Consider the example below where the expression performs the following. It takes an input, sleeps for 2000ms and then returns the square of the input as its final output

sleep time=2000 | square

Note: The above example expression function is only available with the --run-examples flag

The whole string is an expression. sleep and square are expression functions registered with the expression plugin. time=2000 is the argument passed to the sleep funciton with the value 2000. | is used to denote pipe between the two functions. Every expression can take an input. In the example above, the input provided will be passed on by the sleep function to the square function.

Using Expressions

Execute Expressions

One of the two ways an expressions can be used is to execute an expression to return a value. This can be done using the expressions.execute or expressions.run command. The primary difference being that the execute method returns an ExecutionContract that tracks the progress of the execution and can be used to interact with the expression.

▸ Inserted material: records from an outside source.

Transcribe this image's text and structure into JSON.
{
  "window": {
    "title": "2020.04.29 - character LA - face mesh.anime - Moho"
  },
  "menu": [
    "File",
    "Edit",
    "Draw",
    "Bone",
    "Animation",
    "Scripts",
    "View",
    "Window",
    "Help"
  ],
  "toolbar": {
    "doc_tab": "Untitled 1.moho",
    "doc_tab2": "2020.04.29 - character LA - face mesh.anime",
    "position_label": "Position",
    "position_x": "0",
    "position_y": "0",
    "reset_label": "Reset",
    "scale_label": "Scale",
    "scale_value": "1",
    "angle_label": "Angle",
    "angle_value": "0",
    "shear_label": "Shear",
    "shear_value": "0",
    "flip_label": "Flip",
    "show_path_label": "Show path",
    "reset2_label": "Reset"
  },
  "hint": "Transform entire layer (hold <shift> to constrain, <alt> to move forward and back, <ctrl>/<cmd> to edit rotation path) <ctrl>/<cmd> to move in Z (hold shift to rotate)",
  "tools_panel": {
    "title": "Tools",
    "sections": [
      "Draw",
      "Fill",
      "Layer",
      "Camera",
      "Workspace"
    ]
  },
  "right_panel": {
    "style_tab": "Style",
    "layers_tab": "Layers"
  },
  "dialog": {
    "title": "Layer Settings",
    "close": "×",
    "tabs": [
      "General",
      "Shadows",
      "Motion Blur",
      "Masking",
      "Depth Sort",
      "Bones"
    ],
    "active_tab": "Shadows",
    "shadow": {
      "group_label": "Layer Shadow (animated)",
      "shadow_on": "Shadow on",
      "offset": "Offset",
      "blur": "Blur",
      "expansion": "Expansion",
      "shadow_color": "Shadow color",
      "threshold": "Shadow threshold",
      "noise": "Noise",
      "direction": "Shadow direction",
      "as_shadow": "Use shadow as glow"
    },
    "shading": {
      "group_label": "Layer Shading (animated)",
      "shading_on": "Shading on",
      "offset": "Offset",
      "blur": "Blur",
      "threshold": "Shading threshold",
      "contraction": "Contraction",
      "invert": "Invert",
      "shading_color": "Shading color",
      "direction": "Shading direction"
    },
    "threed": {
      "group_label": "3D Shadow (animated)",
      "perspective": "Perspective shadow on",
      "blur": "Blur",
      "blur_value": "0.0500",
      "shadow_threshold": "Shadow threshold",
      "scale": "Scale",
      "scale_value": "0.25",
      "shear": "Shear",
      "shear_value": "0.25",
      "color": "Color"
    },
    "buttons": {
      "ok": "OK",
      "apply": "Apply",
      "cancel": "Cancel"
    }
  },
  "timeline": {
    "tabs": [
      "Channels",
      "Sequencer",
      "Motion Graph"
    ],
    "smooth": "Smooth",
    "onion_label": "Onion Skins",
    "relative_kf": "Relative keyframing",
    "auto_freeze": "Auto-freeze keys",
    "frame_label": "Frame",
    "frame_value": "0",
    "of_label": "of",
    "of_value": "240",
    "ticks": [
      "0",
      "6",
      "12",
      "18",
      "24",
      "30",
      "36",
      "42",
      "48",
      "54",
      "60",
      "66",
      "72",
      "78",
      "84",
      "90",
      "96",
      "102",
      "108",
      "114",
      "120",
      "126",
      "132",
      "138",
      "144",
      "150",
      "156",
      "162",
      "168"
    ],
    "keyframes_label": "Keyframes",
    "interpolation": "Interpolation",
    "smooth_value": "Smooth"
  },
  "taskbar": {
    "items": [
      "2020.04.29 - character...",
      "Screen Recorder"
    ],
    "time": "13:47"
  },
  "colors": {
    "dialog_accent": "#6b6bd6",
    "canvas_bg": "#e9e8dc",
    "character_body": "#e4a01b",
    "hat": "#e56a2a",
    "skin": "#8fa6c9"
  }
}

const expression = `sleep time=2000 | square`;
const execution = expressions.execute(expression, input);

Note: The above example expression function is only available with the --run-examples flag

Rendering Expressions

The other way an expression can be used is to render an output using one of the renderers registered in expressions plugin. This can be done using a few ways, the easiest of which is to use the ReactExpressionRenderer component.

const expressionString = `avatar name="OpenSearch Dashboards" size="xl"`;
<ReactExpressionRenderer expression={expressionString} />;

Note: The above example expression function is only available with the --run-examples flag

Custom expressions

Users can extend the service to incorporate their own functions, types, and renderers. Examples of these can be found in ./examples/expressions_example/common/expression_functions and can be registered using the registerFunction, registertype and registerRenderer api's from the expression setup contract.

Playground

Working with expressions can sometimes be a little tricky. To make this easier we have an example plugin with some examples, a playground to run your own expression functions and explorer to view all the registered expression functions and their properties. It can be started up using the --run-examples flag and found under the Developer examples option in the main menu.